Peschel bedient sich selbstverständlich auch einiger Werke, er zitiert Genets „Der Seiltänzer“ oder bringt die Seiltänzer-Parabel aus dem Zarathustra von Nietzsche ein. Manchmal gerät er ins Stocken, doch habe ich das Gefühl, als ob er selbst aus seinen Gedanken und Gedankenpausen Material für die nächste Monologphase zurechtlegt.

Während die Inszenierung schließlich ihrem Ende entgegensieht, warten wir gespannt auf den „Zalando-Franzosen“ Martin Otting, der schlussendlich doch noch die Bühne betritt. Dieser sorgt zugleich für eine Überraschung, indem er die ersten Worte des Monologs noch einmal wiederholt. Was sagte Peschel gleich über die Lüge? Ach ja, die Lüge als Produktivkraft – Zalando dürfte jedenfalls von dieser Inszenierung nicht so angetan sein, wie wir es sind.

Haben Lügen wirklich kurze Beine? Und was ist das Münchhausen Syndrom?

Haben Lügen wirklich kurze Beine?

Als wir das Theater verlassen, macht mich mein Kollege darauf aufmerksam, dass die Aufführung – ganz gleich, ob Peschel als Person sympathisch wirkte oder nicht – eine Liebeserklärung an das Theater sei. Dem stimme ich zu, denn „Münchhausen“ wirkt in den Händen von Milan Peschel im neuen Theater Berlin vor allem improvisiert, explosiv mit amüsanten Ideen und wie ein Bewusstseinsstrom voller Leben. Als Zuschauer habe ich viel über das Schauspiel erfahren, viel über das Theater selbst und über deren Spieler.

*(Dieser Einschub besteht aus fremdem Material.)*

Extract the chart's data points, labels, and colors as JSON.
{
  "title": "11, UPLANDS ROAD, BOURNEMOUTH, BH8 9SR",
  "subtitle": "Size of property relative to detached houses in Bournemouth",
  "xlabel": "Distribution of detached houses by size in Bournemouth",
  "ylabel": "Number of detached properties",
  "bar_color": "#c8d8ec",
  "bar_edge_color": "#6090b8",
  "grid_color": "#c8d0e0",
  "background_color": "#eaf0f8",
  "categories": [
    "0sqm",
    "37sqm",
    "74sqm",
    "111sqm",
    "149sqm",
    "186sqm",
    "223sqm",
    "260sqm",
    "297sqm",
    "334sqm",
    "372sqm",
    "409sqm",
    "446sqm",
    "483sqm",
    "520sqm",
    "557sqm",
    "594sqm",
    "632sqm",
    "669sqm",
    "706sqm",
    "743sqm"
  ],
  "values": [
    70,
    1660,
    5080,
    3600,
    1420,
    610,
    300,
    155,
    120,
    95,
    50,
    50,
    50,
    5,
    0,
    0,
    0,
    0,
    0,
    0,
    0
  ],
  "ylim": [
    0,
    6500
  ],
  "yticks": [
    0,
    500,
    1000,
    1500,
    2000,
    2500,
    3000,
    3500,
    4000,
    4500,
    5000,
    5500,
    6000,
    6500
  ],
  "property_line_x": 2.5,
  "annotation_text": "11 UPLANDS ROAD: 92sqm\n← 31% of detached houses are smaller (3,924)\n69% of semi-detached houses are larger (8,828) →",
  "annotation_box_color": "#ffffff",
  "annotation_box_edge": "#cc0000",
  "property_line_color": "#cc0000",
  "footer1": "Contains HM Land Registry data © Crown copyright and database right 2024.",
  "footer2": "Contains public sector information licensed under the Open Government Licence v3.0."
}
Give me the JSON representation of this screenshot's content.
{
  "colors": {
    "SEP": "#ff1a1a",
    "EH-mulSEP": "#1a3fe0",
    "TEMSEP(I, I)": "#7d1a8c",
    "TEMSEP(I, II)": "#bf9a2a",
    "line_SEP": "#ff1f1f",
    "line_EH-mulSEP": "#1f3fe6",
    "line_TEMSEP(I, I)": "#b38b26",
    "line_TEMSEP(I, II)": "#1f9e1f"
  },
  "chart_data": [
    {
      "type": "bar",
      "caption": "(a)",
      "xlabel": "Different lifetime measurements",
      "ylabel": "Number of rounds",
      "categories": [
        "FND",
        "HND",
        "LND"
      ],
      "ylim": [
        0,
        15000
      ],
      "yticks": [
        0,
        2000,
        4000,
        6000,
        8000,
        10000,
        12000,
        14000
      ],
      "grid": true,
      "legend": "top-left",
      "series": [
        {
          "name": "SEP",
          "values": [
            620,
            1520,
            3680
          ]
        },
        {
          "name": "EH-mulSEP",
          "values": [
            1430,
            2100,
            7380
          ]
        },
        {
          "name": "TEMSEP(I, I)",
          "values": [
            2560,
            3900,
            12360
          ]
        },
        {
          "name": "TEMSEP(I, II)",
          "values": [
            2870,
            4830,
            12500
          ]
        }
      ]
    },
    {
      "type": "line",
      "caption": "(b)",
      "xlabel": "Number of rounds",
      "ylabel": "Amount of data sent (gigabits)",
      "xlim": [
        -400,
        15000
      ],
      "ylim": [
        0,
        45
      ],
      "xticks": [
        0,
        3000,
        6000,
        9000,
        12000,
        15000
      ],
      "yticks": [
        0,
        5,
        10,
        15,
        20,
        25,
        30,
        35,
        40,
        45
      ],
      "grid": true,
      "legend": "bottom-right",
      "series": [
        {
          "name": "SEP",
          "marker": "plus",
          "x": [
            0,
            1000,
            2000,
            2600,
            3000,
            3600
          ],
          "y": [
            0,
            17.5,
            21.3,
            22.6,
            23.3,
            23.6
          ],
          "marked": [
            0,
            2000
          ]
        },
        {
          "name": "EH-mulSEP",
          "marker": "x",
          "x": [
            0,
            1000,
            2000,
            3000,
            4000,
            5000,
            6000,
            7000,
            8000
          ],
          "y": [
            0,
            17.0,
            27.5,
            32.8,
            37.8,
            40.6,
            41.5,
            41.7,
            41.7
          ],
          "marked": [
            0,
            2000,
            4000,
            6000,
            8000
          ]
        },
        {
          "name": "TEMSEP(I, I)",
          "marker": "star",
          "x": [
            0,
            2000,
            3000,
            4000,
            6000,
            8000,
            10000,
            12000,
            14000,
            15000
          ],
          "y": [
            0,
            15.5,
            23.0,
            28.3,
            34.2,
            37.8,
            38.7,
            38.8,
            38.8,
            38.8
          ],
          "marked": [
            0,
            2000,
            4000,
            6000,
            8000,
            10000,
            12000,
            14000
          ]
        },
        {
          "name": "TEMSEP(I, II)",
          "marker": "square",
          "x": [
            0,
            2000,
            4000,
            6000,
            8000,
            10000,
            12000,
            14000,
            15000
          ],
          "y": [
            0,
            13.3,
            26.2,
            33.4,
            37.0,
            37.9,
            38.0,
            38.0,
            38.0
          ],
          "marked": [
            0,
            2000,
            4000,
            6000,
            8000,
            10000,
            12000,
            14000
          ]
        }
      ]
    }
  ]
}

Peschel nimmt kein Blatt vor den Mund und schafft es gekonnt, theatertheoretische und lebensphilosophische Themen in ein unterhaltsames darstellerisches Spiel zu verpacken. Für mich ein sehr gelungenes Stück, irgendwo zwischen Biografie und Kunstfigur – eine Empfehlung für alle, die intellektuelle Stimulierung gerne einem gewitzten und poetischen Alleinunterhalter anvertrauen wollen.